In recent weeks, Amazon has found itself in an increasingly familiar position: playing catch-up in the AI space. The company’s late entry into generative AI technology, unveiled six weeks ago, has caused a stir among AWS (Amazon Web Services) cloud customers, many of whom are still waiting for an opportunity to test the product.

Amazon’s generative AI model mirrors OpenAI’s ChatGPT in its capacity to generate text or images by mining vast quantities of data. The announcement of Amazon’s venture into generative AI, however, has been met with skepticism, primarily because of the company’s uncharacteristically vague product launch.

AWS product launches usually garner glowing testimonials from multiple customers, while this launch included just one: Coda, a document-editing startup. Coda’s CEO, Shishir Mehrota, awarded Amazon’s technology an “incomplete” grade, highlighting that it was still “fairly early” in its development phase.

Amazon’s late entry into the generative AI arena has fueled speculation that the company launched the AI tools to quell perceptions of falling behind cloud competitors, namely Microsoft and Alphabet Inc.’s Google. Both these companies are already leveraging generative AI to enhance their products, revolutionizing the landscape of computing despite the technology’s current raw and error-prone nature.

However, Matt Wood, an AWS vice president of product, refuted the notion that Amazon’s AI software was incomplete or rushed. He stressed that the product was new and designed to allow select customers to test it and provide feedback.

Despite this, some industry insiders remain skeptical. Corey Quinn, the chief cloud economist at the Duckbill Group, described Amazon’s offering as seeming like “vaporware,” a term used to label products that are advertised before they are finished and may never see the light of day.

Despite these criticisms, it’s crucial not to underestimate Amazon’s potential in this space. The company boasts deep expertise in artificial intelligence, employing it across an array of tasks. AI is pivotal in managing stock levels, planning delivery routes, identifying faces in images or videos, and extracting text from medical records, among other applications.

However, some insiders argue that Amazon’s customer-focused approach often overlooks the kind of pure research carried out by competitors like OpenAI, Microsoft, and Google, which can lead to breakthroughs like ChatGPT.

In response to the ChatGPT hype, Amazon announced a new AWS service called Bedrock. This allows companies to access models built by Amazon partners and two of its own large language models, known as Titan. One model mirrors Amazon’s product search team’s approach, and the other resembles ChatGPT, summarizing content and composing emails or blog posts.

Despite this progress, most customers are still unable to test the technology, as they require Amazon’s approval—a departure from the company’s typical broad-access policy.

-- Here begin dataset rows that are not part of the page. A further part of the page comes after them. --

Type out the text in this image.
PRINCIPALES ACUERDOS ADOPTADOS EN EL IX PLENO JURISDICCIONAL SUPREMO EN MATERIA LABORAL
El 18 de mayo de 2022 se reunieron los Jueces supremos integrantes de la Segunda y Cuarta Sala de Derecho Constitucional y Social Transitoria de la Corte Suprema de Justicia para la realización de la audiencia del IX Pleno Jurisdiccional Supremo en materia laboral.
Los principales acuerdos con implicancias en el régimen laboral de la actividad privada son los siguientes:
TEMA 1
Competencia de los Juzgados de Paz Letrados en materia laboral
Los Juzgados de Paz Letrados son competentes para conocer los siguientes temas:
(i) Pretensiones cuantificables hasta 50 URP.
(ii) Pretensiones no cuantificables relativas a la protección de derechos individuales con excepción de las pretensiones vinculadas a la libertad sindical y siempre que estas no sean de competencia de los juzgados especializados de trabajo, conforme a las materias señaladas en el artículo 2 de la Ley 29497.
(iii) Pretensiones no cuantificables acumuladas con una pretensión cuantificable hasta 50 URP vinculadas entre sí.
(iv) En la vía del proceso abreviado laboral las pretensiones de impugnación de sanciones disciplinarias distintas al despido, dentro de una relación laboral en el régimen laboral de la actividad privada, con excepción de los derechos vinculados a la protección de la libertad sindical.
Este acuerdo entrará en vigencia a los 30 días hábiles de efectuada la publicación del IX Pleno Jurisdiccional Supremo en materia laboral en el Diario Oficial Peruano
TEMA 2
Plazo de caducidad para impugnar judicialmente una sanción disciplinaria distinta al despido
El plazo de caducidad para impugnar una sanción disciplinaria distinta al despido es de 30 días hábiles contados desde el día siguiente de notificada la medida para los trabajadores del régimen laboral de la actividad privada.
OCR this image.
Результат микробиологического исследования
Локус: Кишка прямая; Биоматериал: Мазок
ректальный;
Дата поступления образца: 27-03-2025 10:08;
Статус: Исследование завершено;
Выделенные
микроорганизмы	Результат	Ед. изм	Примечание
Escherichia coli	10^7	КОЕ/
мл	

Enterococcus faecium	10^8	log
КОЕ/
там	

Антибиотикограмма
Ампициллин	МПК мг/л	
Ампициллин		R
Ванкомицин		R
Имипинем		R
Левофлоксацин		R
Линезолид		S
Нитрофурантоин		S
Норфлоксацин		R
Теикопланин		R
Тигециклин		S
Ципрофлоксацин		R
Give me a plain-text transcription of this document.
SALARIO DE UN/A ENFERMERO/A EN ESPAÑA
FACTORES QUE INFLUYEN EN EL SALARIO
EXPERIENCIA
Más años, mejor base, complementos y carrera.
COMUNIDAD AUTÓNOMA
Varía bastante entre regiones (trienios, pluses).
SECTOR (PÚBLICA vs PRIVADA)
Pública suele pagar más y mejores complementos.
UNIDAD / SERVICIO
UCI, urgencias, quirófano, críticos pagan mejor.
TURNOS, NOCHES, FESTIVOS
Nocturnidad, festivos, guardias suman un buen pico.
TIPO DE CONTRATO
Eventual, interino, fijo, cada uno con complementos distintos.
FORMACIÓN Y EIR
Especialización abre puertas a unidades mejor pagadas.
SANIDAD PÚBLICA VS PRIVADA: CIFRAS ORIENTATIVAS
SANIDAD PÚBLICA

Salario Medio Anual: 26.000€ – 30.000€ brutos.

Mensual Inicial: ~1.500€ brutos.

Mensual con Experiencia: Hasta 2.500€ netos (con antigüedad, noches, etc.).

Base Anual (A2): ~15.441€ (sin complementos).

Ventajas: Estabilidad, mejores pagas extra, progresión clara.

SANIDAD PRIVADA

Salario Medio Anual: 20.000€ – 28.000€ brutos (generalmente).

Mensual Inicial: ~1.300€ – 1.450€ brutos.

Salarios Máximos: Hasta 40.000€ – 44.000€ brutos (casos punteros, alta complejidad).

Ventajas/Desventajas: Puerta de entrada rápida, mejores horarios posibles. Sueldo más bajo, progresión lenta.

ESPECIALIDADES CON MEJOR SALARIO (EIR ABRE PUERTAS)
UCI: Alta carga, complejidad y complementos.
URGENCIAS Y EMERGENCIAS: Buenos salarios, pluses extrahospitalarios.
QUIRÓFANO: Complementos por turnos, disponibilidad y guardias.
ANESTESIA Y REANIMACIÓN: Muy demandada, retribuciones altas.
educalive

While some companies have secured deals to use the services, including Deloitte, 3M, and Royal Philips NV, it remains unclear when wider access to the technology will be granted.

In an interesting twist, Royal Philips NV has indicated it’s experimenting with ChatGPT, suggesting Amazon’s late entry into generative AI could potentially risk losing clients to more advanced offerings from other cloud providers.

Amazon’s journey into the generative AI market may be off to a rocky start, but with the company’s deep expertise and competitive spirit, it’s too soon to discount its potential impact in this space.